Thanks Diver300 for your reply. I intent to run TLC5940 PWM at around 1kHz. I may try the series resistor, will see if the constant current driver will be able to pick up a half voltage PWM signal. Thanks for pointing out overloading of the line driver.
I was thinking about RS485 but it would mean that I need RS485 receiver on the remote side and another 5V voltage source to power it. I plan to use RS485 but only for serial communication between master-slave microcontrollers.
Would TVS diodes on signal and power lines be of any usefulness? Also anybody got any thoughts on points 2 and 3 (or anything else)?

 

[ChrisP58]

EMI

Ethernet signals work through cat5 UTP with low EMI, not only because of the twisted pair, but also because the drive is differential. Meaning that each wire in the pair is driven with a voltage exactly opposite that of it's mate. That. combined with the twisted pair reduces the EMI radiation to near zero. A single ended signal, such as you are showing, will not benefit nearly as much from being twisted.
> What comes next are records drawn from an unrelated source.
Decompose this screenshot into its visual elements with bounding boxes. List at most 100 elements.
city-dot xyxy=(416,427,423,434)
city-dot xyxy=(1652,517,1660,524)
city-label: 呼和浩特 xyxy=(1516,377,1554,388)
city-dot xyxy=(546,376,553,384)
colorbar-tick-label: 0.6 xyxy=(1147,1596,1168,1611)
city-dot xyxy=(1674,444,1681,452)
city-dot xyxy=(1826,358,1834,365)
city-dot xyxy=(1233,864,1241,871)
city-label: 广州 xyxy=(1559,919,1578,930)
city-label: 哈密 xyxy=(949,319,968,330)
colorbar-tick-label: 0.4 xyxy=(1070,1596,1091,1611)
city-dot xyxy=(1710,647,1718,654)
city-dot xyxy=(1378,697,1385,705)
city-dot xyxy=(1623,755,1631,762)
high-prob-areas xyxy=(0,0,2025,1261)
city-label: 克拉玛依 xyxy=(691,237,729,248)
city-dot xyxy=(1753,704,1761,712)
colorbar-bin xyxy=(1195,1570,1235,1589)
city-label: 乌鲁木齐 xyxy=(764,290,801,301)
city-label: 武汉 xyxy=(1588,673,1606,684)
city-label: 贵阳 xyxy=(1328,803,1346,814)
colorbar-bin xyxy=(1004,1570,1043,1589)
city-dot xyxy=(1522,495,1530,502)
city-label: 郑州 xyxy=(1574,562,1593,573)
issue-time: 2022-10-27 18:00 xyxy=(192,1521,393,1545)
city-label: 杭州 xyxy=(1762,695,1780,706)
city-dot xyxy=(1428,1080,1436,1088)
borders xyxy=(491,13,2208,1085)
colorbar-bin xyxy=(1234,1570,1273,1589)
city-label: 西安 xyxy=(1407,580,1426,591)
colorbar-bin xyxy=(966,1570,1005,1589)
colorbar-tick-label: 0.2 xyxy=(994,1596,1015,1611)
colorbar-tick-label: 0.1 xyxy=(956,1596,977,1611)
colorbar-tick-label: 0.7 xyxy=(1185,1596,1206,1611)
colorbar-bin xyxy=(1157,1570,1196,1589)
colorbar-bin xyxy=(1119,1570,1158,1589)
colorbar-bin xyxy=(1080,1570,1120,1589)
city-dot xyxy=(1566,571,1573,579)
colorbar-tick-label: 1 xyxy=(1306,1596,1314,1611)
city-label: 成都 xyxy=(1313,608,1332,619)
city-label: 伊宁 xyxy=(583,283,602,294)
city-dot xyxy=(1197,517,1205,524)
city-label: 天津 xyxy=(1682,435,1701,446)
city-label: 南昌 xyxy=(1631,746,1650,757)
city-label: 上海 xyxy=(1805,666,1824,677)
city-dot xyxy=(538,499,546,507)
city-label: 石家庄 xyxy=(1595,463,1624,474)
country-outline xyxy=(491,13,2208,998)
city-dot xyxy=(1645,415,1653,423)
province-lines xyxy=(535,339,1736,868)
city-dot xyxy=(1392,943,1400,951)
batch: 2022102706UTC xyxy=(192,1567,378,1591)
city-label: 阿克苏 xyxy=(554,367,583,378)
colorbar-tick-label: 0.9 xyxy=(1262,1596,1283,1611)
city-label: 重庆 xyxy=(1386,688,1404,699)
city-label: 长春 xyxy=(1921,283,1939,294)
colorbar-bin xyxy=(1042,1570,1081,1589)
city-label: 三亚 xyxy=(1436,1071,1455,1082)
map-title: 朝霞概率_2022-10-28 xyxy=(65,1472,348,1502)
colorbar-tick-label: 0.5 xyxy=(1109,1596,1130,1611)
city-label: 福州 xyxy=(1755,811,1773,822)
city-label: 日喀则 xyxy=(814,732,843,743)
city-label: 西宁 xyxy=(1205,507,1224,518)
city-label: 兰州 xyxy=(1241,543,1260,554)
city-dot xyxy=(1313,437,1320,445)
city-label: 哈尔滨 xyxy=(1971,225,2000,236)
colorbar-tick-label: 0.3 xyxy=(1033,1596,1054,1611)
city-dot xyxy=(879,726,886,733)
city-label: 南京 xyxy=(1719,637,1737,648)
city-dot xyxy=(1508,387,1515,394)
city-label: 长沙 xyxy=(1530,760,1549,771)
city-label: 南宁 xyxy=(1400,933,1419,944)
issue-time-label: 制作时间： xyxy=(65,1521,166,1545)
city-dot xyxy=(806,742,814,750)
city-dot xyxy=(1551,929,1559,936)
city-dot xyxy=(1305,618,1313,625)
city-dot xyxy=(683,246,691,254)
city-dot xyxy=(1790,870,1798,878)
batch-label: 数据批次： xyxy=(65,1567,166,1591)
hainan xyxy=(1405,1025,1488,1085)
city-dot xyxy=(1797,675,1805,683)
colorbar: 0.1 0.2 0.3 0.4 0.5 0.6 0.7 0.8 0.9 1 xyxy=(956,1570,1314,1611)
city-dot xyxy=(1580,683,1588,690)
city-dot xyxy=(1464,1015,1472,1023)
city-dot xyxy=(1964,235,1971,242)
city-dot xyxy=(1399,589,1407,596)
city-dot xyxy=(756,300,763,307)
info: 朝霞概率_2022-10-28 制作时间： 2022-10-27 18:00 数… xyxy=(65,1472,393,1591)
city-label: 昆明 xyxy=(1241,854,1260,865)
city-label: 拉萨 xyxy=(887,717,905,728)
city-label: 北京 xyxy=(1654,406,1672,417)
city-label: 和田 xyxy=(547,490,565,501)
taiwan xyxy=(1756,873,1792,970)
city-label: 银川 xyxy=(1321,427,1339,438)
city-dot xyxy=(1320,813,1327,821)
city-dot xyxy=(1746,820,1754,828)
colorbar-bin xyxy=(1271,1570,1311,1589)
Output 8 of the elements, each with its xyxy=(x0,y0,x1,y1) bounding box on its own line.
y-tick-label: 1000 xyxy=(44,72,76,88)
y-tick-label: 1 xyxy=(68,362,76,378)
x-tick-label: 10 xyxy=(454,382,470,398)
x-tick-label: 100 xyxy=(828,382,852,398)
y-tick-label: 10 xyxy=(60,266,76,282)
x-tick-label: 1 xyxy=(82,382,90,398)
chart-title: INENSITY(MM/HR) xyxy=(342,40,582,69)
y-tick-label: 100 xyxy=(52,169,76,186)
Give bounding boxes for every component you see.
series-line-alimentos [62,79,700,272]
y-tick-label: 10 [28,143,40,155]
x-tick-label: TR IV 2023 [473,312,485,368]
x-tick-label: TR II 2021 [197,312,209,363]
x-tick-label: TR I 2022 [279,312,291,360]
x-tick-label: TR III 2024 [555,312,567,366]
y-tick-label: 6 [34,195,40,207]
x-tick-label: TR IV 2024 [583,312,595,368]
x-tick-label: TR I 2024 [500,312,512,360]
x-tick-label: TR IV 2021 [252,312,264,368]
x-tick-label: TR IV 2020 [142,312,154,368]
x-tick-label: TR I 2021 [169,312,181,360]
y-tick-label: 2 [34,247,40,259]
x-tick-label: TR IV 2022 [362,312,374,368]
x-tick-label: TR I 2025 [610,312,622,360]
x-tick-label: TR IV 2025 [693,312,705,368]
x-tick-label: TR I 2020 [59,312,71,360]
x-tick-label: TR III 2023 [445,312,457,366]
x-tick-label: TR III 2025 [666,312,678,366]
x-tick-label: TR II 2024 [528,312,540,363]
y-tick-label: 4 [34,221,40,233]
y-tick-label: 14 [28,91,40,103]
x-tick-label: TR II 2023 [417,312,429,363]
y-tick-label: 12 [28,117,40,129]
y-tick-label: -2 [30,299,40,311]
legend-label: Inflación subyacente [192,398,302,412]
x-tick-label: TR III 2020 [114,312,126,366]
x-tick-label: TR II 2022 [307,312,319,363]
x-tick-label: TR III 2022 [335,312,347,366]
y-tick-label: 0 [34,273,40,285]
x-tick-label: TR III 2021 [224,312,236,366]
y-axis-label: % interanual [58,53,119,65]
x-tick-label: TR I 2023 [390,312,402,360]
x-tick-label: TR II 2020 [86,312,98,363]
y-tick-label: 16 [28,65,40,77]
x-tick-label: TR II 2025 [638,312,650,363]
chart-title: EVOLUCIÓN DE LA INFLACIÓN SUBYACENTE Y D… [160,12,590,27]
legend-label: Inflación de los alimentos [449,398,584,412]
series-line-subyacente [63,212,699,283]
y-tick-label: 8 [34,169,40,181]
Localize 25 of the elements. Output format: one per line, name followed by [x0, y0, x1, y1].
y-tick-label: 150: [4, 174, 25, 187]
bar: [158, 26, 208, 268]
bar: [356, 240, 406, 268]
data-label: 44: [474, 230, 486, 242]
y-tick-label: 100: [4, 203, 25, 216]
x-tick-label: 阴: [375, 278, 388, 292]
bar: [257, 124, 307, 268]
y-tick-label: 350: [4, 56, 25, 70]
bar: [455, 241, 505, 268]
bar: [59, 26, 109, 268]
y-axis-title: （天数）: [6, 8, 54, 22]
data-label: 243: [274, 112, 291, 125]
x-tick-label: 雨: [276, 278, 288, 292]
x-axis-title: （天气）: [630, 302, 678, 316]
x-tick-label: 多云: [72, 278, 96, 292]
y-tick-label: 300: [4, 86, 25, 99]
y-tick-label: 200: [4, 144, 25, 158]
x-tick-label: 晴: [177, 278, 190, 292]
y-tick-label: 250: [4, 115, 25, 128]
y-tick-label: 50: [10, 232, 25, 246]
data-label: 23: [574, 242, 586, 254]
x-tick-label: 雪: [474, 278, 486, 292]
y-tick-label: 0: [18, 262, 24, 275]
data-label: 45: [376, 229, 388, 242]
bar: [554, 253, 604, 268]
Ethernet achieves differential to single ended coupling at each end through use of transformers. You could go that route and not need +5v at the receive end, but ethernet transformers will saturate at the low data rate of 1k.

RS422 and 485 transmission systems are based on the same differential to differential concept. And yes, need 5V logic at each end to make them work

But, since your data rate is so slow, I would suggest another approach, that of limiting the slew rate of the PWM edges. Stretching the rise and fall time out to a few hundred nS should reduce the EMI generated significantly. And that can be done with a simple RC filter at the drive end. What are the input characteristics of the LDD-H chip at the far right of your drawing? Is it picky about rise and fall times, or just duty ratio?

 

[MarekB]

This is the **broken link removed**. Not much information there in regards to PWM_DIM input. Anything below 0.8V is OFF, above 2.5V is ON, PWM frequency 100Hz-1kHz. Is it reasonable to assume that it has a Schmitt trigger on its input and thus won't mind slow rise and fall times? Any idea what cut-off frequency for the low-pass filter should I be shooting for?